I saw that the modification is indeed on the writing the last check timestamp, which was probably wrong. As of now, the timestamp of the files seem to correctly correspond to the time of the last check.

From what I observe on the behavior of the FSTs, and after looking quickly at the code, I would suggest that there might remain a problem with the decision whether a file needs to be re-scanned or not, in the DoRescan function which seems to return always true, although I could not understand at which level this could be.

Do you also observe these full rescan of all disks on your instances, or is it specific to us ?

Hi Franck,

There was indeed an outstanding issue with the scanning. This is now fixed in 4.5.17. I tested it and it works as expected. This full re-scan behavior is not specific to your instance, we also see it now that we look for it …
Please update to this version, it should be available in the repos in 30 min.

Cheers,
Elvin

Thank you Elvin, we upgraded our FSTs to this version, now we observe non 0 skippedfiles values.

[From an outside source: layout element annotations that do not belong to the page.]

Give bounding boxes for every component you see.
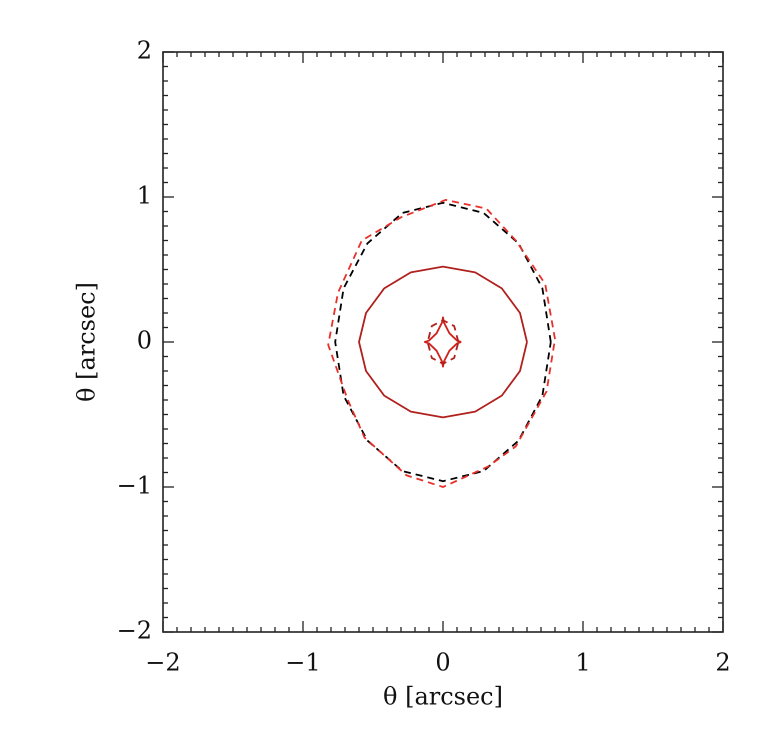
- x-tick-label: 1: [575, 649, 590, 677]
- y-tick-label: 0: [137, 327, 152, 355]
- curve: [334, 201, 552, 483]
- curve: [426, 319, 460, 365]
- y-tick-label: −2: [117, 617, 152, 645]
- y-tick-label: 2: [137, 37, 152, 65]
- x-axis-label: θ [arcsec]: [383, 683, 503, 711]
- y-tick-label: 1: [137, 182, 152, 210]
- plot-frame: [162, 51, 724, 633]
- x-tick-label: 0: [435, 649, 450, 677]
- x-tick-label: −1: [285, 649, 320, 677]
- x-tick-label: −2: [145, 649, 180, 677]
- y-tick-label: −1: [117, 472, 152, 500]
- x-tick-label: 2: [715, 649, 730, 677]
- curve: [327, 199, 556, 488]
- y-axis-label: θ [arcsec]: [73, 282, 101, 402]
- curve: [358, 265, 528, 419]
- curve: [423, 316, 462, 368]
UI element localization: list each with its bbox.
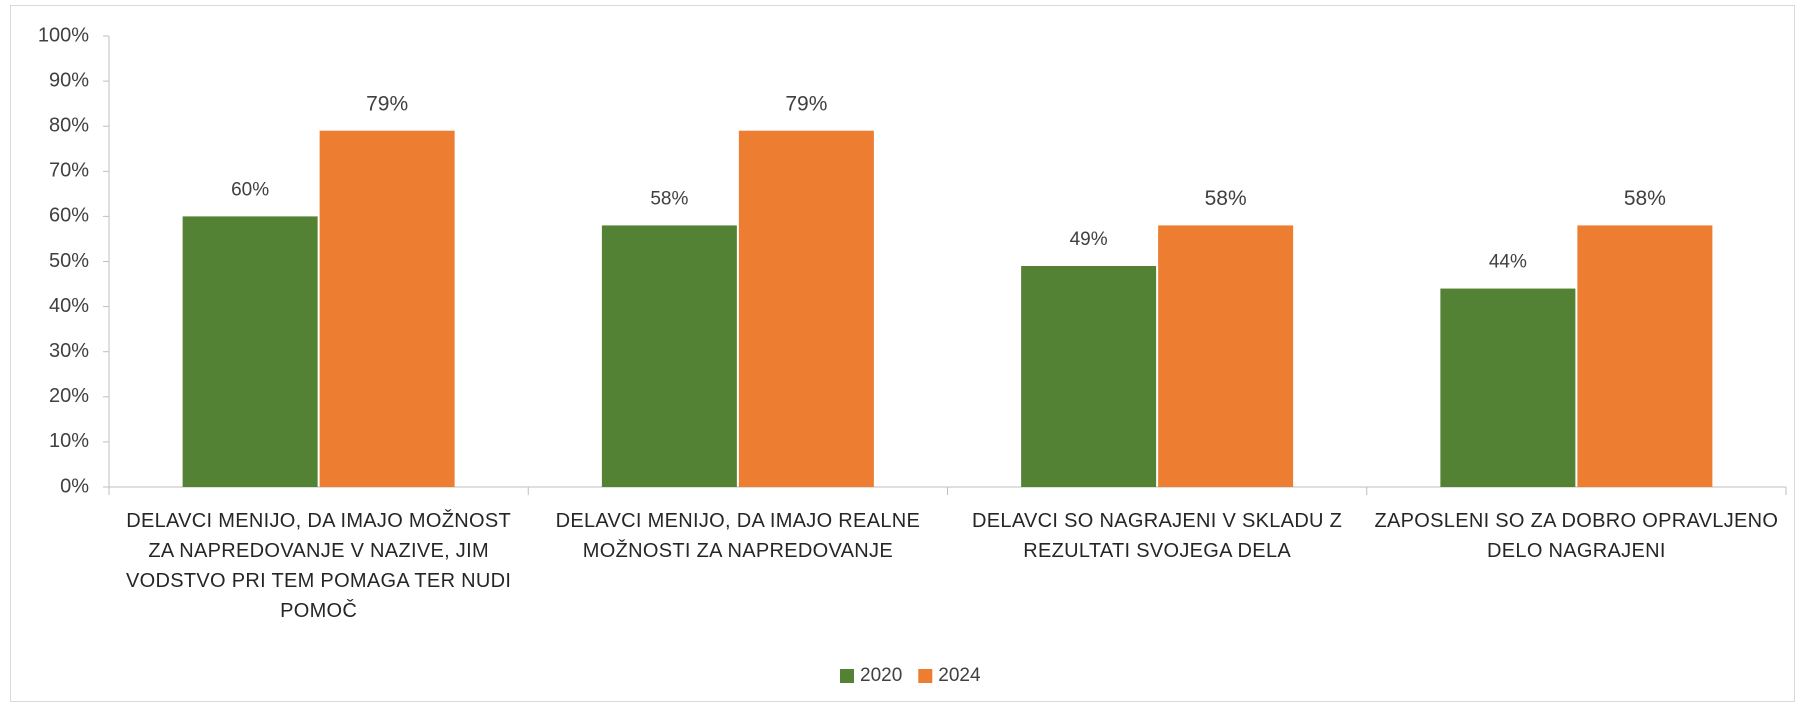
value-label: 79% bbox=[366, 92, 408, 115]
x-tick-label: DELAVCI MENIJO, DA IMAJO REALNE MOŽNOSTI… bbox=[555, 510, 921, 562]
y-tick-label: 100% bbox=[38, 24, 89, 46]
legend-label: 2024 bbox=[938, 665, 981, 686]
bar bbox=[601, 225, 737, 488]
y-tick-label: 90% bbox=[49, 69, 89, 91]
bar bbox=[319, 130, 455, 487]
value-label: 49% bbox=[1070, 229, 1108, 250]
y-tick-label: 70% bbox=[49, 160, 89, 182]
x-tick-label: ZAPOSLENI SO ZA DOBRO OPRAVLJENO DELO NA… bbox=[1374, 510, 1779, 562]
bar bbox=[1158, 225, 1294, 488]
chart-border bbox=[10, 5, 1795, 702]
y-tick-label: 50% bbox=[49, 250, 89, 272]
y-tick-label: 30% bbox=[49, 340, 89, 362]
legend-swatch bbox=[918, 669, 933, 683]
legend-label: 2020 bbox=[860, 665, 902, 686]
bar bbox=[1440, 288, 1576, 487]
y-tick-label: 40% bbox=[49, 295, 89, 317]
value-label: 58% bbox=[1624, 187, 1666, 210]
y-tick-label: 80% bbox=[49, 114, 89, 136]
y-tick-label: 0% bbox=[60, 475, 89, 497]
bar bbox=[738, 130, 874, 487]
bar bbox=[182, 216, 318, 487]
y-tick-label: 20% bbox=[49, 385, 89, 407]
bar bbox=[1577, 225, 1713, 488]
value-label: 44% bbox=[1489, 252, 1527, 273]
y-tick-label: 60% bbox=[49, 205, 89, 227]
bar bbox=[1021, 266, 1157, 487]
value-label: 60% bbox=[231, 179, 269, 200]
value-label: 58% bbox=[650, 188, 688, 209]
value-label: 58% bbox=[1205, 187, 1247, 210]
x-tick-label: DELAVCI SO NAGRAJENI V SKLADU Z REZULTAT… bbox=[972, 510, 1343, 562]
legend-swatch bbox=[840, 669, 854, 683]
x-tick-label: DELAVCI MENIJO, DA IMAJO MOŽNOST ZA NAPR… bbox=[125, 510, 512, 622]
value-label: 79% bbox=[785, 92, 827, 115]
y-tick-label: 10% bbox=[49, 430, 89, 452]
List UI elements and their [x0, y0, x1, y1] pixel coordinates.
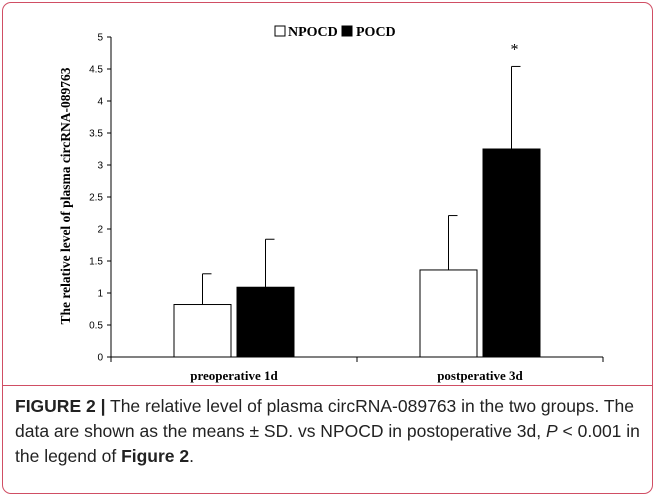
caption-text: The relative level of plasma circRNA-089…: [15, 396, 634, 441]
figure-frame: [2, 2, 653, 494]
bar-npocd-postoperative: [419, 269, 478, 358]
y-tick-label: 3.5: [89, 129, 103, 140]
y-tick-label: 1.5: [89, 257, 103, 268]
legend-swatch-pocd: [341, 25, 353, 37]
bar-chart: NPOCD POCD The relative level of plasma …: [58, 25, 604, 383]
significance-asterisk: *: [511, 41, 519, 58]
y-tick-label: 0.5: [89, 321, 103, 332]
y-tick-label: 2.5: [89, 193, 103, 204]
caption-text-2: < 0.001 in the legend of: [15, 421, 640, 466]
y-tick-label: 2: [97, 225, 103, 236]
legend-label-npocd: NPOCD: [288, 25, 338, 40]
caption-divider: [2, 385, 653, 386]
legend-label-pocd: POCD: [356, 25, 396, 40]
y-tick-label: 1: [97, 289, 103, 300]
caption-text-3: .: [189, 446, 195, 466]
plot-area: 0 0.5 1 1.5 2 2.5 3 3.5 4 4.5 5 preoperative 1d post…: [89, 33, 604, 383]
y-tick-label: 5: [97, 33, 103, 44]
y-tick-label: 3: [97, 161, 103, 172]
figure-reference: Figure 2: [121, 446, 190, 466]
x-tick-label: preoperative 1d: [190, 368, 278, 383]
y-tick-label: 0: [97, 353, 103, 364]
caption-label: FIGURE 2 |: [15, 396, 106, 416]
figure-caption: FIGURE 2 | The relative level of plasma …: [15, 394, 645, 469]
bar-npocd-preoperative: [173, 304, 232, 358]
caption-p-symbol: P: [545, 421, 558, 441]
bar-pocd-postoperative: [482, 148, 541, 358]
legend-swatch-npocd: [274, 25, 286, 37]
y-tick-label: 4.5: [89, 65, 103, 76]
legend: NPOCD POCD: [274, 25, 396, 40]
x-tick-label: postperative 3d: [437, 368, 523, 383]
y-tick-label: 4: [97, 97, 103, 108]
bar-pocd-preoperative: [236, 286, 295, 358]
y-axis-label: The relative level of plasma circRNA-089…: [58, 67, 73, 324]
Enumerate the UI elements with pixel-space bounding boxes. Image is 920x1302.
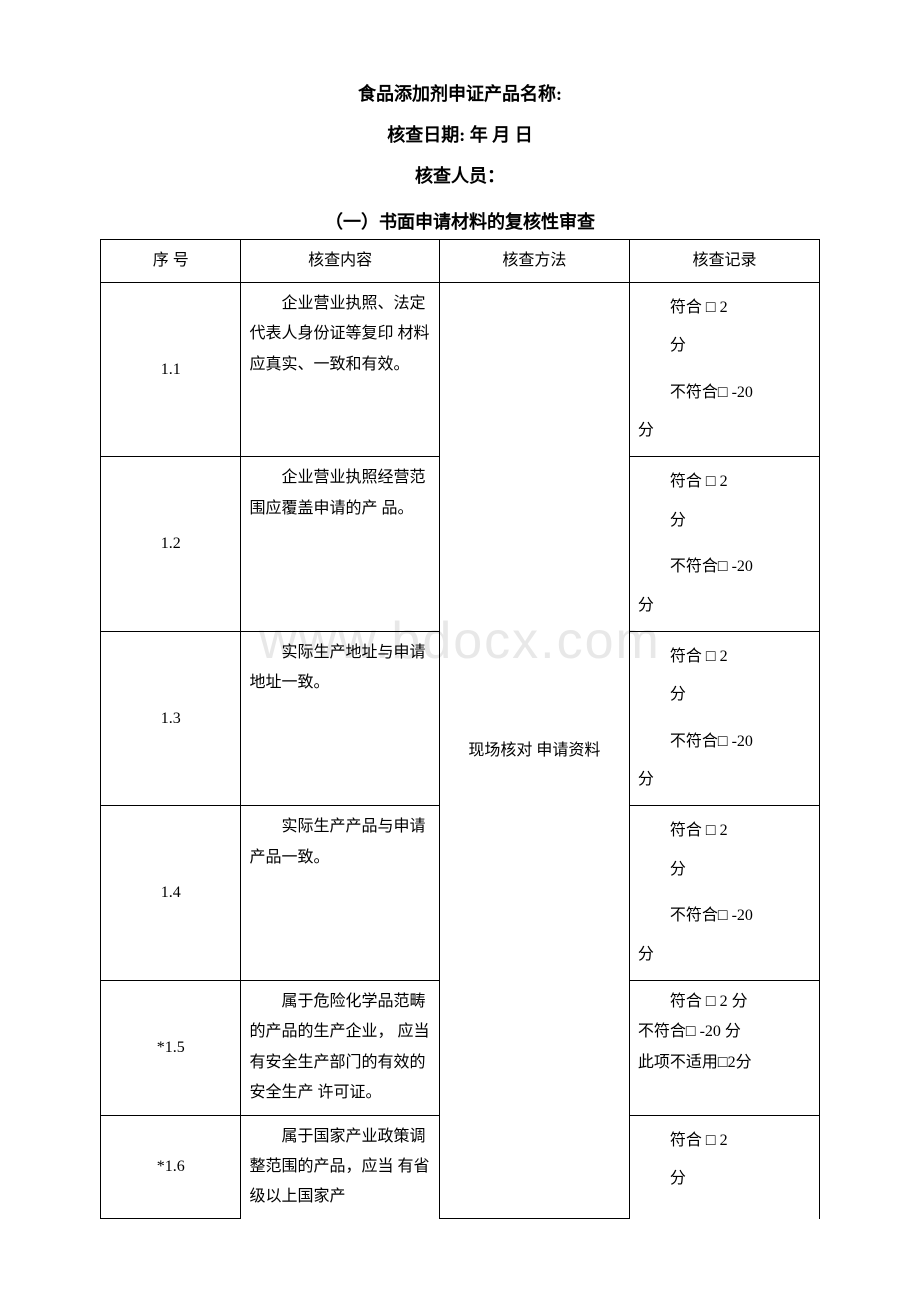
cell-seq: 1.2 xyxy=(101,457,241,632)
header-content: 核查内容 xyxy=(241,240,439,283)
record-pass: 符合 □ 2 分 xyxy=(638,987,811,1017)
header-record: 核查记录 xyxy=(629,240,819,283)
record-pass-unit: 分 xyxy=(638,1160,811,1198)
cell-record: 符合 □ 2 分 不符合□ -20 分 此项不适用□2分 xyxy=(629,981,819,1116)
section-title: （一）书面申请材料的复核性审查 xyxy=(100,208,820,237)
review-table: 序 号 核查内容 核查方法 核查记录 1.1 企业营业执照、法定代表人身份证等复… xyxy=(100,239,820,1219)
cell-content: 企业营业执照、法定代表人身份证等复印 材料应真实、一致和有效。 xyxy=(241,282,439,457)
cell-seq: *1.5 xyxy=(101,981,241,1116)
inspection-date: 核查日期: 年 月 日 xyxy=(100,121,820,150)
cell-content: 企业营业执照经营范围应覆盖申请的产 品。 xyxy=(241,457,439,632)
cell-method: 现场核对 申请资料 xyxy=(439,282,629,1218)
record-fail: 不符合□ -20 xyxy=(638,897,811,935)
record-pass: 符合 □ 2 xyxy=(638,812,811,850)
cell-seq: 1.1 xyxy=(101,282,241,457)
inspectors: 核查人员： xyxy=(100,162,820,191)
cell-record: 符合 □ 2 分 xyxy=(629,1115,819,1219)
cell-seq: 1.4 xyxy=(101,806,241,981)
record-na: 此项不适用□2分 xyxy=(638,1048,811,1078)
cell-record: 符合 □ 2 分 不符合□ -20 分 xyxy=(629,631,819,806)
cell-seq: 1.3 xyxy=(101,631,241,806)
cell-record: 符合 □ 2 分 不符合□ -20 分 xyxy=(629,457,819,632)
record-pass-unit: 分 xyxy=(638,327,811,365)
record-pass: 符合 □ 2 xyxy=(638,289,811,327)
table-header-row: 序 号 核查内容 核查方法 核查记录 xyxy=(101,240,820,283)
record-fail: 不符合□ -20 xyxy=(638,374,811,412)
cell-record: 符合 □ 2 分 不符合□ -20 分 xyxy=(629,282,819,457)
record-fail-unit: 分 xyxy=(638,761,811,799)
header-seq: 序 号 xyxy=(101,240,241,283)
cell-content: 实际生产产品与申请产品一致。 xyxy=(241,806,439,981)
cell-content: 属于国家产业政策调整范围的产品，应当 有省级以上国家产 xyxy=(241,1115,439,1219)
record-fail: 不符合□ -20 xyxy=(638,548,811,586)
cell-seq: *1.6 xyxy=(101,1115,241,1219)
record-pass: 符合 □ 2 xyxy=(638,638,811,676)
record-pass-unit: 分 xyxy=(638,851,811,889)
record-fail-unit: 分 xyxy=(638,412,811,450)
record-pass: 符合 □ 2 xyxy=(638,1122,811,1160)
header-method: 核查方法 xyxy=(439,240,629,283)
record-fail-unit: 分 xyxy=(638,936,811,974)
cell-content: 实际生产地址与申请地址一致。 xyxy=(241,631,439,806)
document-title: 食品添加剂申证产品名称: xyxy=(100,80,820,109)
table-row: 1.1 企业营业执照、法定代表人身份证等复印 材料应真实、一致和有效。 现场核对… xyxy=(101,282,820,457)
record-fail-unit: 分 xyxy=(638,587,811,625)
cell-record: 符合 □ 2 分 不符合□ -20 分 xyxy=(629,806,819,981)
cell-content: 属于危险化学品范畴的产品的生产企业， 应当有安全生产部门的有效的安全生产 许可证… xyxy=(241,981,439,1116)
record-pass: 符合 □ 2 xyxy=(638,463,811,501)
record-fail: 不符合□ -20 分 xyxy=(638,1017,811,1047)
record-pass-unit: 分 xyxy=(638,502,811,540)
record-pass-unit: 分 xyxy=(638,676,811,714)
record-fail: 不符合□ -20 xyxy=(638,723,811,761)
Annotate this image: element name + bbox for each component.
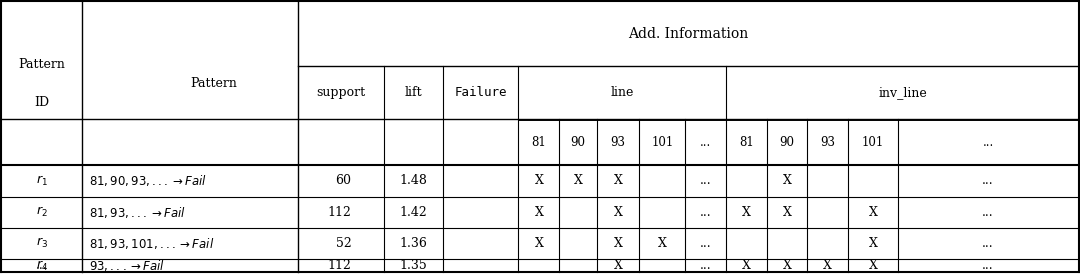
Text: ...: ... <box>700 136 712 149</box>
Text: 60: 60 <box>336 174 351 187</box>
Text: 90: 90 <box>570 136 585 149</box>
Text: X: X <box>613 206 622 219</box>
Text: $81, 93,... \rightarrow Fail$: $81, 93,... \rightarrow Fail$ <box>89 205 186 220</box>
Text: X: X <box>613 237 622 250</box>
Text: $r_2$: $r_2$ <box>36 205 48 219</box>
Text: 81: 81 <box>740 136 754 149</box>
Text: $81, 93, 101,... \rightarrow Fail$: $81, 93, 101,... \rightarrow Fail$ <box>89 236 214 251</box>
Text: X: X <box>535 237 543 250</box>
Text: 81: 81 <box>531 136 546 149</box>
Text: lift: lift <box>405 86 422 99</box>
Text: X: X <box>823 259 832 272</box>
Text: 112: 112 <box>327 259 351 272</box>
Text: X: X <box>535 174 543 187</box>
Text: X: X <box>613 259 622 272</box>
Text: ...: ... <box>983 237 994 250</box>
Text: ...: ... <box>700 174 712 187</box>
Text: 93: 93 <box>610 136 625 149</box>
Text: $81, 90, 93,... \rightarrow Fail$: $81, 90, 93,... \rightarrow Fail$ <box>89 173 206 189</box>
Text: Add. Information: Add. Information <box>627 27 748 41</box>
Text: ...: ... <box>983 136 994 149</box>
Text: ...: ... <box>983 174 994 187</box>
Text: 112: 112 <box>327 206 351 219</box>
Text: 1.48: 1.48 <box>400 174 428 187</box>
Text: Failure: Failure <box>455 86 507 99</box>
Text: 52: 52 <box>336 237 351 250</box>
Text: X: X <box>658 237 666 250</box>
Text: X: X <box>868 206 877 219</box>
Text: 1.35: 1.35 <box>400 259 428 272</box>
Text: X: X <box>613 174 622 187</box>
Text: 90: 90 <box>780 136 795 149</box>
Text: X: X <box>783 206 792 219</box>
Text: 1.42: 1.42 <box>400 206 428 219</box>
Text: X: X <box>742 206 752 219</box>
Text: $93,... \rightarrow Fail$: $93,... \rightarrow Fail$ <box>89 258 164 273</box>
Text: X: X <box>783 259 792 272</box>
Text: ...: ... <box>983 206 994 219</box>
Text: X: X <box>868 237 877 250</box>
Text: ...: ... <box>700 237 712 250</box>
Text: ...: ... <box>700 259 712 272</box>
Text: 1.36: 1.36 <box>400 237 428 250</box>
Text: 93: 93 <box>820 136 835 149</box>
Text: Pattern: Pattern <box>18 58 65 71</box>
Text: ...: ... <box>700 206 712 219</box>
Text: X: X <box>742 259 752 272</box>
Text: ...: ... <box>983 259 994 272</box>
Text: $r_3$: $r_3$ <box>36 236 48 250</box>
Text: $r_4$: $r_4$ <box>36 259 48 273</box>
Text: X: X <box>868 259 877 272</box>
Text: support: support <box>316 86 365 99</box>
Text: 101: 101 <box>651 136 674 149</box>
Text: X: X <box>573 174 583 187</box>
Text: X: X <box>535 206 543 219</box>
Text: ID: ID <box>35 96 50 109</box>
Text: ...: ... <box>36 259 48 272</box>
Text: 101: 101 <box>862 136 885 149</box>
Text: inv_line: inv_line <box>878 86 927 99</box>
Text: Pattern: Pattern <box>190 77 237 90</box>
Text: $r_1$: $r_1$ <box>36 174 48 188</box>
Text: line: line <box>610 86 634 99</box>
Text: X: X <box>783 174 792 187</box>
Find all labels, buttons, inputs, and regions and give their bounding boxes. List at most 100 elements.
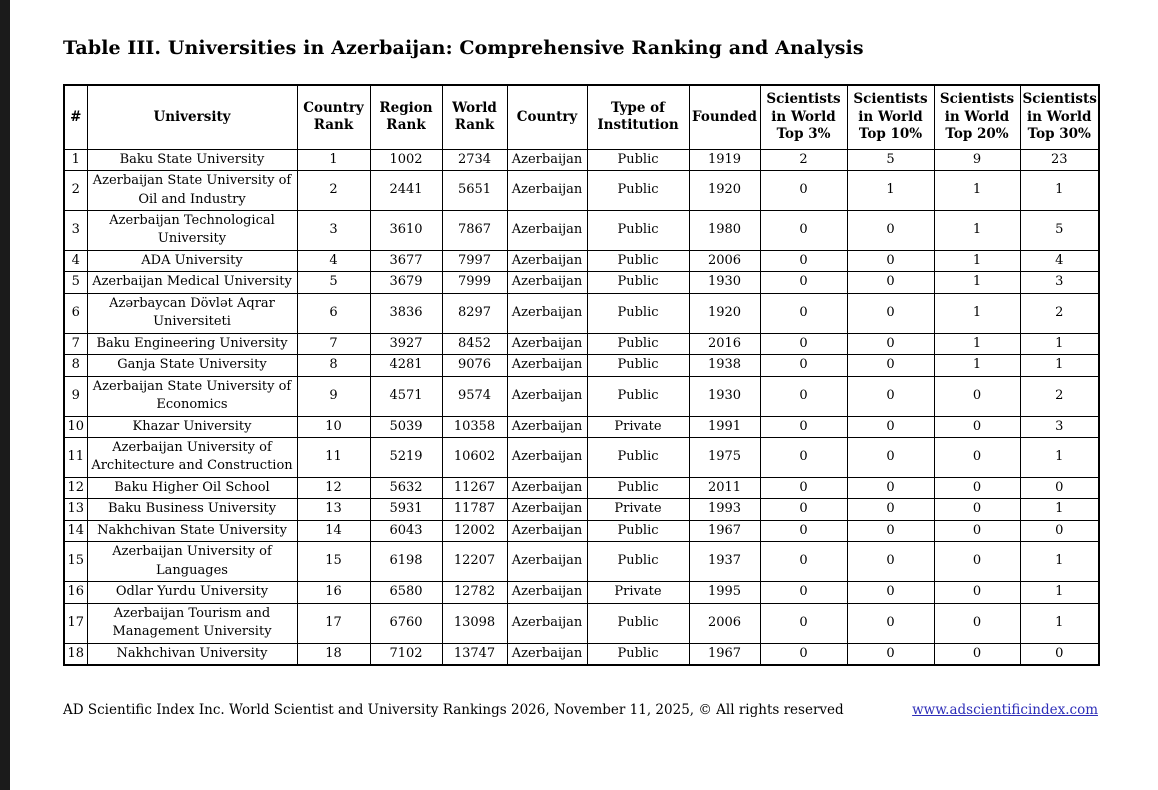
cell: 5651 [441, 170, 508, 211]
cell: Azerbaijan [506, 170, 588, 211]
cell: Public [586, 170, 690, 211]
rankings-table: # University Country Rank Region Rank World … [63, 84, 1100, 666]
cell: Public [586, 332, 690, 356]
cell: 13098 [441, 602, 508, 644]
cell: 16 [296, 581, 371, 604]
table-body: 1 Baku State University 1 1002 2734 Azerbaija… [63, 148, 1100, 666]
cell: Azerbaijan [506, 642, 588, 666]
cell: 1 [933, 249, 1021, 273]
cell: 0 [846, 541, 935, 583]
cell: 2 [63, 170, 88, 211]
cell: Public [586, 602, 690, 644]
cell: 0 [759, 271, 848, 294]
cell: 4281 [369, 354, 443, 377]
column-header: Country Rank [296, 84, 371, 150]
cell: 17 [63, 602, 88, 644]
cell: 9574 [441, 375, 508, 417]
left-edge-bar [0, 0, 10, 790]
cell: 1 [1019, 602, 1100, 644]
cell: Azerbaijan [506, 332, 588, 356]
table-row: 14 Nakhchivan State University 14 6043 12002… [63, 519, 1100, 543]
cell: 0 [759, 292, 848, 334]
cell: Public [586, 476, 690, 500]
cell: Azerbaijan State University of Economics [86, 375, 298, 417]
table-row: 6 Azərbaycan Dövlət Aqrar Universiteti 6 38… [63, 292, 1100, 334]
cell: 8452 [441, 332, 508, 356]
cell: 9 [63, 375, 88, 417]
cell: 10358 [441, 415, 508, 438]
cell: 10 [296, 415, 371, 438]
cell: 0 [846, 602, 935, 644]
cell: 7 [63, 332, 88, 356]
cell: Nakhchivan University [86, 642, 298, 666]
cell: Khazar University [86, 415, 298, 438]
cell: 1 [1019, 354, 1100, 377]
table-row: 9 Azerbaijan State University of Economic… [63, 375, 1100, 417]
cell: Azerbaijan Tourism and Management Univer… [86, 602, 298, 644]
cell: Azerbaijan [506, 498, 588, 521]
cell: 1 [63, 148, 88, 172]
cell: 7867 [441, 210, 508, 251]
cell: 3677 [369, 249, 443, 273]
cell: 5 [846, 148, 935, 172]
cell: 0 [846, 498, 935, 521]
cell: Azerbaijan Medical University [86, 271, 298, 294]
cell: 0 [759, 332, 848, 356]
footer-link[interactable]: www.adscientificindex.com [912, 701, 1098, 718]
cell: 0 [846, 210, 935, 251]
cell: 0 [1019, 476, 1100, 500]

After several days, we can confirm that version 4.5.17 does solve the issue.

There is this downside that we discovered during this episode : when setting scaninterval to 0 while the FST is running, this doesn’t disable the scan, but scans all files at every run. The way to disable the scan is to set the scaninterval to 0 before (re)starting the corresponding node.

In addition, the scaninterval value needs to be set to every single disk with eos fs config, we can’t set it at a node level with eos node config.